これで来月の清掃活動も滞り無く実施できるだろうと安堵して学校に戻る。


 その途中、街を歩くエリーを見つけた。

 少しくらいサボってもいいかなと思い、彼女に声を掛けようとしたところで別の男が。

 エリーも手を振り仲良くハグ。そして手を繋ぎ商店街の中へ・・・


「えっ?何で?」

 僕という存在がいるにもかかわらず手を繋ぐなんて。

 心が狭いとお叱りを受けるかも知れないけど、あの雰囲気は間違い無くカップルのそれだ。そのくらいは僕にだって分かる。


「アレン、今日はブティックと宝石店に行きたいわ?」

「それはいいが、俺はそんなに金持ってないぜ。」

「大丈夫。お金なら心配しないで。」

 コイツ、デートなのに女性に金を出させるつもりか?

 僕は彼女たちの後を付けることに決めた。


 二人はまず高級ブティックに入り、楽しそうに服を選んでいる。服だけでは無く、アクセサリーも選んでいるようだ。

 そして彼女はドレスとお揃いのアクセを買って意気揚々と店を出る。


 次に訪れたのは宝飾店。ジュエリーを買うのかと思いきや、小箱を取り出し店員と何か交渉している。

 箱には見覚えがある。

 確か先々月にプレゼントした誕生日プレゼントのはずだ。

 そして、何か書面を交わした後、現金を受け取ったようだ。


 宝飾店を出た二人を更に追跡する。


「結構な金が手に入ったじゃないか。」

「そうね。高い物だとは思ってたけど、思っていた以上の値段で売れたわね。」

「しかしバレないのか?」

「だって、あのデザイン気に入らなかったんだもの。それにあの男はこういうの詳しくもなければ気にもしないわよ。」


「随分な扱いだな。」

「むしろ、お金になってくれた方がアタシの役に立ったと言えるわね。」

「しかし、送ったプレゼントが売られるなんて、そいつのダメージでかいぞ?」

「大丈夫よ。似たような安物着けてりゃバレはしないわよ。」


「バレたらどうする?」

「酷いこと言われたって泣き叫んで、その勢いで別れてやるわ。」

「酷え話だな。」


「確かにパトロンとしては優秀だけど、アレと結婚はちょっとね。アタシももういい歳だからそろそろ本気で相手を探さないといけないのよ。」

「だが貴族学校の教師だろ?お相手としては申し分無いじゃないか。」

「でも話がつまんないのよ。それに、どうせなら金持ちの商人とかの方がもっと贅沢できそうじゃない?」


 僕は少し離れた物陰で拳を握りしめるほか無かった。

 これじゃ前世のATMまんまじゃないか・・・


 どうして僕がこんな目に遭わないといけないんだ。

 もうこれ以上、ここにいられる精神力が残っていない。

 一人になりたくて、その場を離れた。


 どうにか帰宅できたけど、道順なんて覚えていないほど気が動転していた。

「どうして・・・」


 次の日、授業をすっぽかしたことを教頭にこっぴどく注意されたが、最早そんなことはどうでも良かった。

 そしてその日の夜。僕はいつものカクテルバーに足を運ぶ。


「お客さん、今日も待ち合わせですか?」

「まあ・・・マスター、いつもの。
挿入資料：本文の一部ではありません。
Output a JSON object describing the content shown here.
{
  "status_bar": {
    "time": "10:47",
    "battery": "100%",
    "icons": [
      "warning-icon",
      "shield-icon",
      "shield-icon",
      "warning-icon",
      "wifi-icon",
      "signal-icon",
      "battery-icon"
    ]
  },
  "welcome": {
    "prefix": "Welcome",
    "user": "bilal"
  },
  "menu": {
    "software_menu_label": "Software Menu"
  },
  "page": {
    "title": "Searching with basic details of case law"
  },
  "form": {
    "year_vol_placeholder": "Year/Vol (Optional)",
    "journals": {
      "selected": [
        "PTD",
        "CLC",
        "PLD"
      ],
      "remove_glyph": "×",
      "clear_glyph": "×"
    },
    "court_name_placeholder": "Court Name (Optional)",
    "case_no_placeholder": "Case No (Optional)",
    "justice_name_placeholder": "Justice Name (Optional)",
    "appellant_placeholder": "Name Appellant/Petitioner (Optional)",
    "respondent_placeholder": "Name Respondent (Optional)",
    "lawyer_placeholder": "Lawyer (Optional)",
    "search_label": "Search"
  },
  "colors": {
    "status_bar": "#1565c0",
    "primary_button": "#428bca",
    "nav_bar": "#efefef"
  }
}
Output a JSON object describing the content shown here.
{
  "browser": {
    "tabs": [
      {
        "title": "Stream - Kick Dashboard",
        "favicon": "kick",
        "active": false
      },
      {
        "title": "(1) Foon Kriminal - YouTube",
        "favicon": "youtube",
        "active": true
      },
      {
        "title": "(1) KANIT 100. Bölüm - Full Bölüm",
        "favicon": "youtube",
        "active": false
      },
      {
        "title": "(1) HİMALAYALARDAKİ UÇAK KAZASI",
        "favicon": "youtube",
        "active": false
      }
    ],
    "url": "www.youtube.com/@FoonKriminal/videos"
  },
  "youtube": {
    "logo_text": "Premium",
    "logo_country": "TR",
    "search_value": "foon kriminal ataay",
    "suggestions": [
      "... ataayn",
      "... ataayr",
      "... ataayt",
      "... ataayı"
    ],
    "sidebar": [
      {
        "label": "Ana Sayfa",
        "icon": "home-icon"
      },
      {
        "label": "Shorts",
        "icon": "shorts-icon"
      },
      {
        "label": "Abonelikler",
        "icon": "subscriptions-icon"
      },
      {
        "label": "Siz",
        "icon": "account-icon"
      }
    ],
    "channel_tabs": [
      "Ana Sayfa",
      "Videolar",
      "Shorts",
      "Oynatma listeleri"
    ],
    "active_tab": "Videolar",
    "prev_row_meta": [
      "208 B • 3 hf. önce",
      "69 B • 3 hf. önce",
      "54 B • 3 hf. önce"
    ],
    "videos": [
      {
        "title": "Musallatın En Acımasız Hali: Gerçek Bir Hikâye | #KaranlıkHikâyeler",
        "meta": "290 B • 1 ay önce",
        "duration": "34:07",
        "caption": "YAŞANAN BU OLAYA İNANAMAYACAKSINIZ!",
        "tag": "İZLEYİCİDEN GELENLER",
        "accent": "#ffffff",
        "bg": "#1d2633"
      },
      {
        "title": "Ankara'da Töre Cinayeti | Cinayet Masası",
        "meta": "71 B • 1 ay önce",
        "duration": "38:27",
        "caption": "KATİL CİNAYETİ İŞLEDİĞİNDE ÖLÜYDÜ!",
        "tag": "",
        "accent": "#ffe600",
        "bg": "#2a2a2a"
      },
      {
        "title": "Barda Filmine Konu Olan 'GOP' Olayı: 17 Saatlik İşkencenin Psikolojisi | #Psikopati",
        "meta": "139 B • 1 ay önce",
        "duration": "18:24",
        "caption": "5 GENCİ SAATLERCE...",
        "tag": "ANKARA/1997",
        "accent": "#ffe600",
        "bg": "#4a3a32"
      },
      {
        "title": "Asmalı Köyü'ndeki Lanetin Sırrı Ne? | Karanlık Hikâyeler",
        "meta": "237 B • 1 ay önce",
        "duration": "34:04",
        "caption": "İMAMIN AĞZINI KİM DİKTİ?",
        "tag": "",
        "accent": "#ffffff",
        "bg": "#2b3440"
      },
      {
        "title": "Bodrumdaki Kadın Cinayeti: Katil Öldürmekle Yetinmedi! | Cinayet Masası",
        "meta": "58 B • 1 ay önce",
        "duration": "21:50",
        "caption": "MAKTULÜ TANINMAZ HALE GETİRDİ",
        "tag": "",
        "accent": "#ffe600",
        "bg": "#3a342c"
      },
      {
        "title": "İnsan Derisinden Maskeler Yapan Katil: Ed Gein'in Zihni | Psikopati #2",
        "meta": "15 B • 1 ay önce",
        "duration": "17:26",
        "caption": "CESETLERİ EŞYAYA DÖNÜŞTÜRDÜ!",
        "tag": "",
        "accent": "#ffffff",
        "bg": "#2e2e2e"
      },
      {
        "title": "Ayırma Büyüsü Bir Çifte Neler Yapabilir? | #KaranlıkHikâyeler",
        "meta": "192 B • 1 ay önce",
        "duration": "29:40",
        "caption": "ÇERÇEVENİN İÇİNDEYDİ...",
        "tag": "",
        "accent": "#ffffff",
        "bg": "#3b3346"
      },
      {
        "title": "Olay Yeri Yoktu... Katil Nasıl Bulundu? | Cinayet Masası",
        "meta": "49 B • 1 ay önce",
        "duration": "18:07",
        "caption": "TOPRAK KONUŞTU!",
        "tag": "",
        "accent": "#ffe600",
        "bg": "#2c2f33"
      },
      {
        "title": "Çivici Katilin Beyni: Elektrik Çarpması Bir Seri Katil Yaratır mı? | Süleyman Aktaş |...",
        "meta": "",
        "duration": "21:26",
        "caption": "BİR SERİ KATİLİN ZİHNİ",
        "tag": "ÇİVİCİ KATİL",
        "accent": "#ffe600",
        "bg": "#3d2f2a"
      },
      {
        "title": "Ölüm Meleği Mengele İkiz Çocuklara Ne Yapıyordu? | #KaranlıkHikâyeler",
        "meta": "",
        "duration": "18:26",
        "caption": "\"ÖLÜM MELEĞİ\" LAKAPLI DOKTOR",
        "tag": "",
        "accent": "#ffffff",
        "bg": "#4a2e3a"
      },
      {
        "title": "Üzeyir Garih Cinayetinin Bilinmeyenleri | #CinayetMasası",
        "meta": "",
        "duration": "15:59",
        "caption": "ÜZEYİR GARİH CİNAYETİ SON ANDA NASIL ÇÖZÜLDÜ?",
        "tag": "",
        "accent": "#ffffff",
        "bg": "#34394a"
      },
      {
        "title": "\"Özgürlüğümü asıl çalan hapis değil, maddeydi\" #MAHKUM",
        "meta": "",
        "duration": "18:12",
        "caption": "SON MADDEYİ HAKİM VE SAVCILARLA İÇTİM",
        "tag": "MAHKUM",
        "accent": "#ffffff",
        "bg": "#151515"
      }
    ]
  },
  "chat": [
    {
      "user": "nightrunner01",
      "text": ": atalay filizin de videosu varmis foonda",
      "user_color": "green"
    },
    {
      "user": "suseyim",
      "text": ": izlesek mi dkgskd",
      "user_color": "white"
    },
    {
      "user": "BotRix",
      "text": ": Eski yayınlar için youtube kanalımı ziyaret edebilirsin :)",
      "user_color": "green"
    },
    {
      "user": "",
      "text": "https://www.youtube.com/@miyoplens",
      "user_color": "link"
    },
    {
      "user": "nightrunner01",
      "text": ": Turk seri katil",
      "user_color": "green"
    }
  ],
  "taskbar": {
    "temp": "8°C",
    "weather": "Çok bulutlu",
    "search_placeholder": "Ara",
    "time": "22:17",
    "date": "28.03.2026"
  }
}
」

「畏まりました。」

 そう、彼女に事実確認をしないといけない。


 そのままブッチしても良かったんだけど、一応半年も付き合ったのだ。

 別れるにしてもしっかり清算しておきたいと思ったのだ。

 しばらくすると、ここの常連であるエリーも入店してくる。


「あら、今日も来てたのね。」

「ああ・・・」

「元気無さそうね。どうかした?」

 お前のせいだよ!まだ酒を一口飲んだだけなのに、胃がむかむかする。


「昨日のデートは楽しかったかい?」

「あなたに会ったのは三日前よ?」

「じゃあ、昨日指輪を売った時に一緒にいた男は彼氏じゃなかったんだな。」

「ど、どういう意味?」

「いや、逆に意味を僕に教えて欲しいね。」

「・・・見たの?」

「せめて金は返して欲しいもんだね。」


 もちろん、こういうところで金をせびるのが男らしくないことは重々承知している。

 でも、このまま引き下がったら舐められるような気がするんだ。


「えっ・・・あれは・・・私には病弱な母がいて、どうしても必要だったの・・・」

「だから話の面白くない僕から指輪を受け取って換金したの? 随分手間の掛かることをしたじゃない?」

「いえ、倒れたのが今週の初めだったのよ。」

「大金が必要なくらい重い病気なら、こんなところで飲んでないで看病してあげたら?」

「・・・・」


 彼女はそそくさと帰って行く。

 本当は、投資した倍は返してもらわないと気が済まなかったのだが、彼女の頭の悪い嘘に、その気が萎えてしまった。


「マスター、同じのをもう一杯頼むよ。」

 シェイカーの音が軽やかに響く。憂鬱な気分を軽く弾いてくれるような心地よさを感じる。

「お客さん。これは私からの奢りです。」

 マスターから出されたのは、いつものではなく、ベルモント・・・


「これは?」

「これで慰めになるかどうかは分かりませんが。」

「そういうことか。マスター、ありがとう・・・」


 夜更けまで静かに一人、カクテルを楽しんだ。